Unlikely. We could cover /root since that’s a bit more likely to contain suid binaries and it wouldn’t increase scan time much since most users would be storing their files in an unprivileged user’s home directory.
That would break a lot of things. For example, if I mounted a drive containing another Linux system to /mnt in order to debug an issue, permission hardener would kill all suid binaries in it and become extremely slow. A better solution would be mounting those filesystems with the nosuid option since it’s much easier to revert (mount -o remount,suid /mnt vs. resetting all file permissions).
Meaning there might be no standard way in which packages implement setting capabilities yet. Therefore I wanted to look at a package that sets capabilities. For example package iputils-ping contains capability enabled binary ping. From the package postinst script:
/var/lib/dpkg/info/iputils-ping.postinst
#!/bin/sh
set -e
if [ "$1" = configure ]; then
# If we have setcap is installed, try setting cap_net_raw+ep,
# which allows us to install our binaries without the setuid
# bit.
if command -v setcap > /dev/null; then
if setcap cap_net_raw+ep /bin/ping; then
chmod u-s /bin/ping
else
echo "Setcap failed on /bin/ping, falling back to setuid" >&2
chmod u+s /bin/ping
fi
else
echo "Setcap is not installed, falling back to setuid" >&2
chmod u+s /bin/ping
fi
fi
exit 0
# Local variables:
# mode: shell-script
# tab-width: 4
# indent-tabs-mode: nil
# end:
dpkg -S /sbin/setcap
libcap2-bin: /sbin/setcap
cat debian/control | grep cap
Recommends: libcap2-bin
So if libcap2-bin does not get installed early enough (before iputils-ping) is installed, the Debian maintainer script will set SUID instead of using capabilities. Assuming that other packages might be implemented in a similar way, we should find a way to make sure package libcap2-bin is installed during the build process as early as possible.
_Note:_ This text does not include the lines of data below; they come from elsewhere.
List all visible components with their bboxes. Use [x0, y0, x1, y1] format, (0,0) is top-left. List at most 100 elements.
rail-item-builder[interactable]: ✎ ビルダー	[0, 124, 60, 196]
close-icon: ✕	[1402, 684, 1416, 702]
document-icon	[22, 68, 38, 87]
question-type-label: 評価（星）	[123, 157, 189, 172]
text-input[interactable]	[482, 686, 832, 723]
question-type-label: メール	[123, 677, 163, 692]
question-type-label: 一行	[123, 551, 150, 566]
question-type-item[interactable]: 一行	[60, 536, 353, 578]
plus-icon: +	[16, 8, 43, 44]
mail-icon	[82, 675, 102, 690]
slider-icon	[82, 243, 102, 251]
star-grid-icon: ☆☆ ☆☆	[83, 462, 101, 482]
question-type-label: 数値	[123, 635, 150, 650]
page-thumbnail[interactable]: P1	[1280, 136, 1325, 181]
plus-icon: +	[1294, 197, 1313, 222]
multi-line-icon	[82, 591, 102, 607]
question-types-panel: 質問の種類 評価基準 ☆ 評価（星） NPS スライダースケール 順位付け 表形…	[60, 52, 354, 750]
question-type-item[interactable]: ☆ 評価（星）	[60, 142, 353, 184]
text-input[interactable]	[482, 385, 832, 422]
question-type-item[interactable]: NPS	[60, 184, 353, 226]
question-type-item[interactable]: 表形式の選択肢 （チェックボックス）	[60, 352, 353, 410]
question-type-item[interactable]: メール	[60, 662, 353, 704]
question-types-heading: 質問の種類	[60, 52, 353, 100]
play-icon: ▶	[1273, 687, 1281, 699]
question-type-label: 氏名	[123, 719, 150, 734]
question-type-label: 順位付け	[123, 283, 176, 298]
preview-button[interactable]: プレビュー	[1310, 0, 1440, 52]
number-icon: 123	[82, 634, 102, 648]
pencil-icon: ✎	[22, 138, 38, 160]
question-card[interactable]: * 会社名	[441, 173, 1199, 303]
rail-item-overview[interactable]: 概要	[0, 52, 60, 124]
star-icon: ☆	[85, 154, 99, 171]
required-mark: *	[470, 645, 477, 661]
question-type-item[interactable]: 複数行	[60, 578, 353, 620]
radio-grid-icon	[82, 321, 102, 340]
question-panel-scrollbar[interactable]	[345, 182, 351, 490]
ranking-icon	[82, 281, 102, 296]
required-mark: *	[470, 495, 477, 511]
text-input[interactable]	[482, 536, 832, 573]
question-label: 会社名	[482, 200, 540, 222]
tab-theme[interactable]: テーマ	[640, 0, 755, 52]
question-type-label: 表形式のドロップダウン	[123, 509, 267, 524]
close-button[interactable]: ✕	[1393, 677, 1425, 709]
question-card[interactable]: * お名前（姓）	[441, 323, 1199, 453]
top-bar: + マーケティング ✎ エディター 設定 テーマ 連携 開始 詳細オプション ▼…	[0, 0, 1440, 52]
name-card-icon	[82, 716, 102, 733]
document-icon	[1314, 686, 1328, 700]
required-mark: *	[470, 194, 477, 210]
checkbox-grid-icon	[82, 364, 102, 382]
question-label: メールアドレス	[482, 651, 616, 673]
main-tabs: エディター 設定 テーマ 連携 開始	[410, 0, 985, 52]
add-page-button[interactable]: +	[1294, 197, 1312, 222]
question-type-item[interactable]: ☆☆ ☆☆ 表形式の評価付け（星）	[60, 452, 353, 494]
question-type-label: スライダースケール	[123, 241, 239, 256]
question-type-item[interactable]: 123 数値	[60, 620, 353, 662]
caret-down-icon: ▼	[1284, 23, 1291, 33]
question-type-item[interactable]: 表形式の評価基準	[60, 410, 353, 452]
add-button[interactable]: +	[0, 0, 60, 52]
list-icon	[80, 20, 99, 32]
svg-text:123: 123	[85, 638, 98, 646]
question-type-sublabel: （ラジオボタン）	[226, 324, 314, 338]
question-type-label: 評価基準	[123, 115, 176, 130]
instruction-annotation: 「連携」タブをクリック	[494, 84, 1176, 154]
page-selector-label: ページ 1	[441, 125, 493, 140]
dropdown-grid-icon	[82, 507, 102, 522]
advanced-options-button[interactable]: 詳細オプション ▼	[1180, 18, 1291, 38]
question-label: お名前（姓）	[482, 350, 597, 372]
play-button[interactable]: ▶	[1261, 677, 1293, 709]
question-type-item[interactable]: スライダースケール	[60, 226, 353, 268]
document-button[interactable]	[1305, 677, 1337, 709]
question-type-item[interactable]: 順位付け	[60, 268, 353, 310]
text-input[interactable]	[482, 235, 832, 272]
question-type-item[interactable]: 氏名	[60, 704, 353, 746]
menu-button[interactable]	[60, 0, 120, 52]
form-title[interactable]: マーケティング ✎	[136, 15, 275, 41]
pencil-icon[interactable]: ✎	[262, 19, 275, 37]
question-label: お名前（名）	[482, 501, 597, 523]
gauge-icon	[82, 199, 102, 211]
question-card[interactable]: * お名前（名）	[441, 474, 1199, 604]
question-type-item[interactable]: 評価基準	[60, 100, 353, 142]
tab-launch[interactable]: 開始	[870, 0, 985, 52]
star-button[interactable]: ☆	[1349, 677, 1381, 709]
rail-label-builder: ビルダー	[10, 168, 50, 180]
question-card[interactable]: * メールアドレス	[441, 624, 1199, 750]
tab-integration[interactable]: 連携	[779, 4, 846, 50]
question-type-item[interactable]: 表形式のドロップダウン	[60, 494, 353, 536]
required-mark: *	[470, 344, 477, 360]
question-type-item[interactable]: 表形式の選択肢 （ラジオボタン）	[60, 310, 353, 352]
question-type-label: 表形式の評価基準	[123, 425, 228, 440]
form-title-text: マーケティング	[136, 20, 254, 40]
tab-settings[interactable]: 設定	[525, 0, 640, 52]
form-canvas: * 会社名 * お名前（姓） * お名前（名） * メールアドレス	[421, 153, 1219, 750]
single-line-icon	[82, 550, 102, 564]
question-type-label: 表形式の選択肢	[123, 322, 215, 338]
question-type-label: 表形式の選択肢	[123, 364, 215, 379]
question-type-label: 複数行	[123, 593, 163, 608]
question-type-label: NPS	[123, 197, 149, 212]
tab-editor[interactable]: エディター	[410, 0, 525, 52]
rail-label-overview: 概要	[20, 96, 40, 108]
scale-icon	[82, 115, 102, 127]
Other random examples having a similar use of setcap:
Meanwhile for packages by Whonix or Kicksecure we can just add Depends: libcap2-bin in debian/control and run setcap during postinst.
Happy to work towards a completely SUID / SGID free by default system. Worthwhile development goal to even get rid of Whonix / Kicksecure requiring sudo / any /etc/sudoers.d exceptions?
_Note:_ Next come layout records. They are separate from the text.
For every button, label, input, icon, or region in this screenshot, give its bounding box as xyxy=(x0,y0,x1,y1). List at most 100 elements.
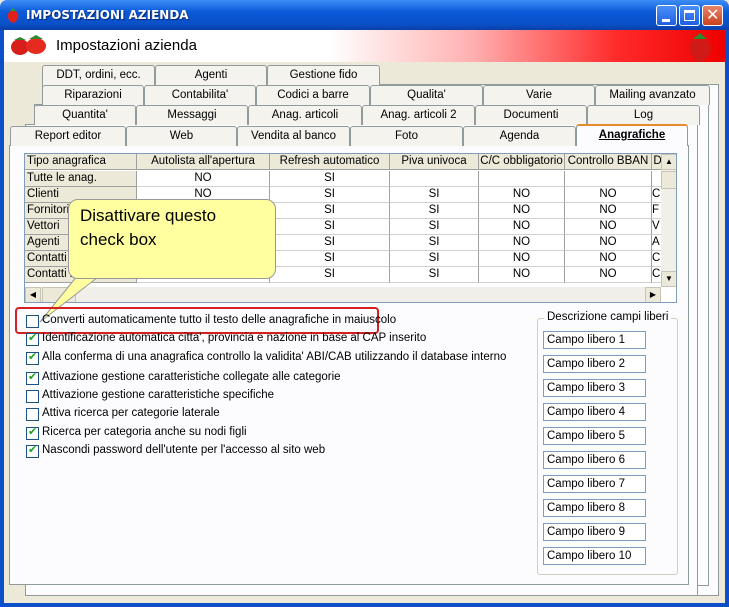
free-field-input-10[interactable]: Campo libero 10 xyxy=(543,547,646,565)
grid-header-2[interactable]: Refresh automatico xyxy=(270,154,390,170)
grid-cell[interactable]: SI xyxy=(270,251,390,267)
maximize-button[interactable] xyxy=(679,5,700,26)
grid-row-label[interactable]: Tutte le anag. xyxy=(25,171,137,187)
option-label-3[interactable]: Alla conferma di una anagrafica controll… xyxy=(42,351,506,363)
free-field-input-9[interactable]: Campo libero 9 xyxy=(543,523,646,541)
grid-cell[interactable]: NO xyxy=(479,235,565,251)
grid-header-0[interactable]: Tipo anagrafica xyxy=(25,154,137,170)
grid-cell[interactable]: NO xyxy=(479,219,565,235)
grid-cell[interactable]: NO xyxy=(565,203,652,219)
window-frame-left xyxy=(0,30,4,607)
scroll-right-icon[interactable]: ▶ xyxy=(645,287,661,302)
tab-quantita[interactable]: Quantita' xyxy=(34,105,136,125)
option-label-6[interactable]: Attiva ricerca per categorie laterale xyxy=(42,407,220,419)
free-field-input-1[interactable]: Campo libero 1 xyxy=(543,331,646,349)
grid-cell[interactable]: NO xyxy=(137,171,270,187)
maximize-icon xyxy=(684,10,695,21)
tab-varie[interactable]: Varie xyxy=(483,85,595,105)
grid-header-1[interactable]: Autolista all'apertura xyxy=(137,154,270,170)
grid-cell[interactable]: SI xyxy=(390,187,479,203)
scroll-thumb[interactable] xyxy=(661,171,676,189)
tab-anagrafiche[interactable]: Anagrafiche xyxy=(576,124,688,146)
option-label-1[interactable]: Converti automaticamente tutto il testo … xyxy=(42,314,396,326)
grid-cell[interactable] xyxy=(390,171,479,187)
option-label-4[interactable]: Attivazione gestione caratteristiche col… xyxy=(42,371,341,383)
tab-vendita-al-banco[interactable]: Vendita al banco xyxy=(237,126,350,146)
minimize-icon xyxy=(662,19,670,22)
tab-contabilita[interactable]: Contabilita' xyxy=(144,85,256,105)
free-field-input-6[interactable]: Campo libero 6 xyxy=(543,451,646,469)
tab-agenti[interactable]: Agenti xyxy=(155,65,267,85)
tab-web[interactable]: Web xyxy=(126,126,237,146)
window-title: IMPOSTAZIONI AZIENDA xyxy=(26,8,189,22)
grid-cell[interactable]: SI xyxy=(270,187,390,203)
close-button[interactable]: ✕ xyxy=(702,5,723,26)
option-label-8[interactable]: Nascondi password dell'utente per l'acce… xyxy=(42,444,325,456)
grid-cell[interactable]: NO xyxy=(479,251,565,267)
tab-codici-a-barre[interactable]: Codici a barre xyxy=(256,85,370,105)
tab-foto[interactable]: Foto xyxy=(350,126,463,146)
close-icon: ✕ xyxy=(706,5,720,24)
option-checkbox-2[interactable] xyxy=(26,331,39,346)
grid-cell[interactable]: NO xyxy=(565,235,652,251)
tab-agenda[interactable]: Agenda xyxy=(463,126,576,146)
grid-cell[interactable]: NO xyxy=(565,187,652,203)
grid-cell[interactable]: SI xyxy=(270,203,390,219)
grid-cell[interactable]: NO xyxy=(565,219,652,235)
option-label-7[interactable]: Ricerca per categoria anche su nodi figl… xyxy=(42,426,247,438)
grid-cell[interactable]: SI xyxy=(270,171,390,187)
grid-cell[interactable]: NO xyxy=(565,267,652,283)
free-field-input-8[interactable]: Campo libero 8 xyxy=(543,499,646,517)
grid-header-3[interactable]: Piva univoca xyxy=(390,154,479,170)
tab-mailing-avanzato[interactable]: Mailing avanzato xyxy=(595,85,710,105)
free-field-input-7[interactable]: Campo libero 7 xyxy=(543,475,646,493)
tab-gestione-fido[interactable]: Gestione fido xyxy=(267,65,380,85)
tab-anag-articoli[interactable]: Anag. articoli xyxy=(248,105,362,125)
tab-riparazioni[interactable]: Riparazioni xyxy=(42,85,144,105)
option-checkbox-5[interactable] xyxy=(26,390,39,403)
grid-cell[interactable]: SI xyxy=(270,219,390,235)
grid-cell[interactable]: NO xyxy=(479,267,565,283)
grid-cell[interactable]: SI xyxy=(270,235,390,251)
callout-line-2: check box xyxy=(80,230,157,249)
free-field-input-2[interactable]: Campo libero 2 xyxy=(543,355,646,373)
scroll-down-icon[interactable]: ▼ xyxy=(661,271,676,287)
window-frame-right xyxy=(725,30,729,607)
option-checkbox-1[interactable] xyxy=(26,315,39,328)
free-field-input-5[interactable]: Campo libero 5 xyxy=(543,427,646,445)
tab-qualita[interactable]: Qualita' xyxy=(370,85,483,105)
grid-header-4[interactable]: C/C obbligatorio xyxy=(479,154,565,170)
grid-cell[interactable]: SI xyxy=(390,267,479,283)
grid-header-5[interactable]: Controllo BBAN xyxy=(565,154,652,170)
grid-cell[interactable]: SI xyxy=(390,251,479,267)
option-checkbox-7[interactable] xyxy=(26,425,39,440)
grid-cell[interactable]: NO xyxy=(479,203,565,219)
option-checkbox-3[interactable] xyxy=(26,350,39,365)
free-field-input-4[interactable]: Campo libero 4 xyxy=(543,403,646,421)
tab-log[interactable]: Log xyxy=(587,105,700,125)
free-field-input-3[interactable]: Campo libero 3 xyxy=(543,379,646,397)
grid-cell[interactable]: SI xyxy=(390,235,479,251)
tab-ddt-ordini[interactable]: DDT, ordini, ecc. xyxy=(42,65,155,85)
grid-cell[interactable]: SI xyxy=(270,267,390,283)
option-label-5[interactable]: Attivazione gestione caratteristiche spe… xyxy=(42,389,274,401)
strawberries-logo-icon xyxy=(11,35,46,55)
grid-cell[interactable]: NO xyxy=(565,251,652,267)
grid-cell[interactable] xyxy=(479,171,565,187)
tab-documenti[interactable]: Documenti xyxy=(475,105,587,125)
grid-cell[interactable] xyxy=(565,171,652,187)
tab-anag-articoli-2[interactable]: Anag. articoli 2 xyxy=(362,105,475,125)
option-label-2[interactable]: Identificazione automatica citta', provi… xyxy=(42,332,426,344)
tab-report-editor[interactable]: Report editor xyxy=(10,126,126,146)
grid-cell[interactable]: SI xyxy=(390,219,479,235)
option-checkbox-4[interactable] xyxy=(26,370,39,385)
minimize-button[interactable] xyxy=(656,5,677,26)
vertical-scrollbar[interactable]: ▲ ▼ xyxy=(661,154,676,287)
scroll-up-icon[interactable]: ▲ xyxy=(661,154,676,170)
tab-messaggi[interactable]: Messaggi xyxy=(136,105,248,125)
grid-cell[interactable]: SI xyxy=(390,203,479,219)
grid-cell[interactable]: NO xyxy=(479,187,565,203)
strawberry-icon xyxy=(689,33,711,62)
option-checkbox-8[interactable] xyxy=(26,443,39,458)
option-checkbox-6[interactable] xyxy=(26,408,39,421)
Would be specifically interesting in context of:
Now this list of sudoers exceptions needs to be ported to capabilities.
Take into account systems no supporting fcaps, this includes:
(for now) non-Linux systems,
Linux w/ old kernels or kernels w/o fcap compiled in,
file systems not supporting fcaps, and/or w/o mount time enabled
xattr.
Or don’t care much about this and just ignore errors using setcap [...] || true?
Added to wiki:
It does not search folders /root because no SUID binaries should be there by default. That folder is by default readable only by root. If root was to create a custom SUID and move it there, then root should be able to execute it.
The lack of dpkg-statoverride support is an issue however. Maybe we can implement something ourselves via an apt / dpkg hook? I.e. on package upgrade, it checks /etc/permission-hardening.d/ for any needed capabilities and if so, sets them.
Capabilities don’t have the same configurability as sudoers exceptions. We cannot restrict which user can execute the program with higher privileges or what arguments they can use.
It may even be better to replace capabilities or setuid with sudoers exceptions as we can restrict execution of those binaries to specific users. For example, if /bin/example is setuid, it can be executed by any user and potentially exploited whereas if a sudoers exception was made, it will only be able to be executed by user user, preventing a compromised sdwdate user from exploiting that program.